Vous insistez toutefois sur la nécessité d’avoir des capitaux en suffisance.

Nous devons passer à la vitesse supérieure car la concurrence internationale accélère à une vitesse folle. Les investissements en venture capital ont quintuplé ces cinq dernières années dans le monde et ils dépasseront 500 milliards cette année, contre 300 en 2020. La Suisse devrait atteindre 3 milliards en 2021. Il est urgent de se donner les moyens de parvenir à l’objectif de 10 milliards par an. J’estime dans mon livre que la Suisse a le potentiel de générer 50 licornes avec un investissement de 50 milliards ces dix prochaines années. Je ne parle pas de subventions mais d’investissements rentables dans leur globalité, et potentiellement à fort impact économique, environnemental et sociétal.

Si ces montants n’augmentent pas assez vite, quel est le risque?

Il ne faut pas sous-estimer le risque de rupture technologique pour les industries phares de la Suisse, qui assurent notre prospérité actuelle. Par exemple, la blockchain risque de bouleverser fondamentalement le monde bancaire. La numérisation va faire migrer la valeur d’industries entières vers un tout petit nombre d’entreprises, comme Airbnb valorisée à plus de 100 milliards avec seulement 6000 employés, alors que les hôtels sont en pleine crise du covid.

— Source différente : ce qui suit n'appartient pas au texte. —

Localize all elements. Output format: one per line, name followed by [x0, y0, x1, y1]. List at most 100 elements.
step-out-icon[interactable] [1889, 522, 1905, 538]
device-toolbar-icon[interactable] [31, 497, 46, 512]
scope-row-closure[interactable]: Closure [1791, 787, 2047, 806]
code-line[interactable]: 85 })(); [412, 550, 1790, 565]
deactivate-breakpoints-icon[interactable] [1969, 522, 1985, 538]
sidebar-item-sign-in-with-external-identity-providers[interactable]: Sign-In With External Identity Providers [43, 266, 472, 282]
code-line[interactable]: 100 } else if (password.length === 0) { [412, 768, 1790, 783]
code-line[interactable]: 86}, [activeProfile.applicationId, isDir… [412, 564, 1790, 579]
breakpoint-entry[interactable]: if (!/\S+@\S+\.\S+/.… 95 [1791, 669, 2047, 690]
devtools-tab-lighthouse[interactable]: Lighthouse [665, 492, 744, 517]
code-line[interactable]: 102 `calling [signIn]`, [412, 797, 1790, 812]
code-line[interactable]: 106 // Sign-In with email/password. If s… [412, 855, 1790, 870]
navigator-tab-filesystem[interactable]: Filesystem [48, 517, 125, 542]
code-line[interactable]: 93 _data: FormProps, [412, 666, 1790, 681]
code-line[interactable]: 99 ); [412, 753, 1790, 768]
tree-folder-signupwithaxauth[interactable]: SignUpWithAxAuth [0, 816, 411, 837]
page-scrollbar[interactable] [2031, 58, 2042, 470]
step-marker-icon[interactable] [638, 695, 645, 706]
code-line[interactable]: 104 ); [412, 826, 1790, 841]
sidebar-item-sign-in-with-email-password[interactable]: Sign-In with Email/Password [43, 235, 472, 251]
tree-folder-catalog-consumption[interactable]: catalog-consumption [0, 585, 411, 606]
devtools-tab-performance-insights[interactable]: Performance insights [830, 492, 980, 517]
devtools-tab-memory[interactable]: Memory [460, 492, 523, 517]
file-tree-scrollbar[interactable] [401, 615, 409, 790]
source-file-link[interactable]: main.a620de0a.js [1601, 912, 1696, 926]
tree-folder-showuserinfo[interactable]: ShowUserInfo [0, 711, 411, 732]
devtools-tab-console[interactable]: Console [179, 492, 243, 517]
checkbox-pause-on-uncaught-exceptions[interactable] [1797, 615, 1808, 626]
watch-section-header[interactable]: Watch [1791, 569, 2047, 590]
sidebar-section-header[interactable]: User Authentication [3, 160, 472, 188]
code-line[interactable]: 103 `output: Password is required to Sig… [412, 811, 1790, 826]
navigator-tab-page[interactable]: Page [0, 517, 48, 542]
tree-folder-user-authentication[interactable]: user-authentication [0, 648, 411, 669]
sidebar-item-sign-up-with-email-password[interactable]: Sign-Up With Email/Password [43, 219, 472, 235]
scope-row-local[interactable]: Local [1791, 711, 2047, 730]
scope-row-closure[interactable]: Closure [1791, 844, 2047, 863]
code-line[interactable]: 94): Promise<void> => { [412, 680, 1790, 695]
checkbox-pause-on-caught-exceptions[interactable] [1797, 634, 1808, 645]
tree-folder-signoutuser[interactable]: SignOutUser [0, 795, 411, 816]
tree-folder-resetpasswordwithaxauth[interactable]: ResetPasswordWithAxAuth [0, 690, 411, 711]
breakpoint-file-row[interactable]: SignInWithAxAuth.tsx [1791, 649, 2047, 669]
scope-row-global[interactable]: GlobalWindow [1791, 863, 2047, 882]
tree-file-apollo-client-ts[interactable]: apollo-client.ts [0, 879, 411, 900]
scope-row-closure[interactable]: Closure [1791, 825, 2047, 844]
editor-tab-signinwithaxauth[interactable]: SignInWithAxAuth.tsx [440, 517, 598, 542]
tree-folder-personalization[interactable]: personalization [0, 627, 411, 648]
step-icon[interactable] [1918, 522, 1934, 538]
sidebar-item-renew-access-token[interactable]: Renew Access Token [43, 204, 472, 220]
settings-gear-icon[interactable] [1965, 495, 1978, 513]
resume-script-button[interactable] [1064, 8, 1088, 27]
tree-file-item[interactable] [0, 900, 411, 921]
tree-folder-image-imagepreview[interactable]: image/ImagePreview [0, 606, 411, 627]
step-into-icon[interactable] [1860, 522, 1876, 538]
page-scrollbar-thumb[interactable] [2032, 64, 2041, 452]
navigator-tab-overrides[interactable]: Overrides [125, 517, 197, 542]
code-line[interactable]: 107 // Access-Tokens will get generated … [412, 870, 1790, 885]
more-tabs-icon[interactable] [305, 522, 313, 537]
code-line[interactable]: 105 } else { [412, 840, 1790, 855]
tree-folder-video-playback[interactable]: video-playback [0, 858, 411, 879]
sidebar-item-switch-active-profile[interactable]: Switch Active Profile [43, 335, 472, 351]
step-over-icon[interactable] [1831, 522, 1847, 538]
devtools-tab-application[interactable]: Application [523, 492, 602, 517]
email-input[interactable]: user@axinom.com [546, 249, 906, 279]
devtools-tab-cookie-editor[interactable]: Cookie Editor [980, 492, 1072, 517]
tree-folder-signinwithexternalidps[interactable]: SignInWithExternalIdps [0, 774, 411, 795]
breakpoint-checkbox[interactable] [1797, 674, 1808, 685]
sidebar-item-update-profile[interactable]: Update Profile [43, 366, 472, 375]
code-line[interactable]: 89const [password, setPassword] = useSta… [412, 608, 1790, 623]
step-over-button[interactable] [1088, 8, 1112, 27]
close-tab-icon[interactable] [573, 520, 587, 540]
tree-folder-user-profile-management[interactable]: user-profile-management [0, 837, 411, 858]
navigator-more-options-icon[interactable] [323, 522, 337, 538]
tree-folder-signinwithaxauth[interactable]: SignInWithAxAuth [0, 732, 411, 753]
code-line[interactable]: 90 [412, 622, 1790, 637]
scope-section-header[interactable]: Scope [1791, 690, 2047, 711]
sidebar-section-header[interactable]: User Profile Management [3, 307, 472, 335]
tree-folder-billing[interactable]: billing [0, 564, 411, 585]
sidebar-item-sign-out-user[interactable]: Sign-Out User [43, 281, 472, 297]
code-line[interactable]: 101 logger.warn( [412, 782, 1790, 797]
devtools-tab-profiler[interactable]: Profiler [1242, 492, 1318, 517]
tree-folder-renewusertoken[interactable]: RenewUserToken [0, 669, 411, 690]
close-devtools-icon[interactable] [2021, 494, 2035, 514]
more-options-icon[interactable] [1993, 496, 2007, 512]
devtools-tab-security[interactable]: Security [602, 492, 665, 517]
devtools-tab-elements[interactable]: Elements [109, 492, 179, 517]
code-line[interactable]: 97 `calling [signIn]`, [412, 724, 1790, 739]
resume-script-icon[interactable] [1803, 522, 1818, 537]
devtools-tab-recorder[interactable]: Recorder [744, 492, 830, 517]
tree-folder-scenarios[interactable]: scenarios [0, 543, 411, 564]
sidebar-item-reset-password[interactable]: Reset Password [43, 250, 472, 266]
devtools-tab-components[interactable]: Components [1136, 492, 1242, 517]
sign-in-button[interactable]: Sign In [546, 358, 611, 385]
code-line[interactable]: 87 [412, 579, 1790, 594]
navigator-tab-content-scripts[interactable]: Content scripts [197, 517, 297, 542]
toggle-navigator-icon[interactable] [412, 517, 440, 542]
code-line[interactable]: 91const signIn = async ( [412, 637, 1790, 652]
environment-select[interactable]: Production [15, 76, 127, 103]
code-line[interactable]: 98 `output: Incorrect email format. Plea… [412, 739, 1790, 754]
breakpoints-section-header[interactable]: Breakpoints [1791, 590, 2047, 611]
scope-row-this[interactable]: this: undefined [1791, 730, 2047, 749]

Est-ce que vous êtes optimiste ou la Suisse est-elle condamnée à décliner?

Je suis optimiste car j’ai confiance dans la capacité de la Suisse à faire pivoter son modèle économique avec des investissements importants dans l’innovation, comme elle l’a fait plusieurs fois avec un grand succès depuis 250 ans.

Dominique Mégret en quelques dates:

1967 Naissance à Saint-Brieuc, en France.

1996 Economiste d’entreprise, obtention d’un Master Business Administration à l’Insead.

2002 Arrivée chez Swisscom en tant que responsable de l’unité Group Strategy, après avoir occupé différentes fonctions de dirigeant ou de consultant, notamment en Allemagne et en Angleterre.

2007 Lancement du fonds Swisscom Ventures doté de 600 millions de francs d’actifs (un tiers étant amené par Swisscom).

2018 Obtention de la nationalité suisse.

2021 Parution de «Deeptech Nation», chez Slatkine.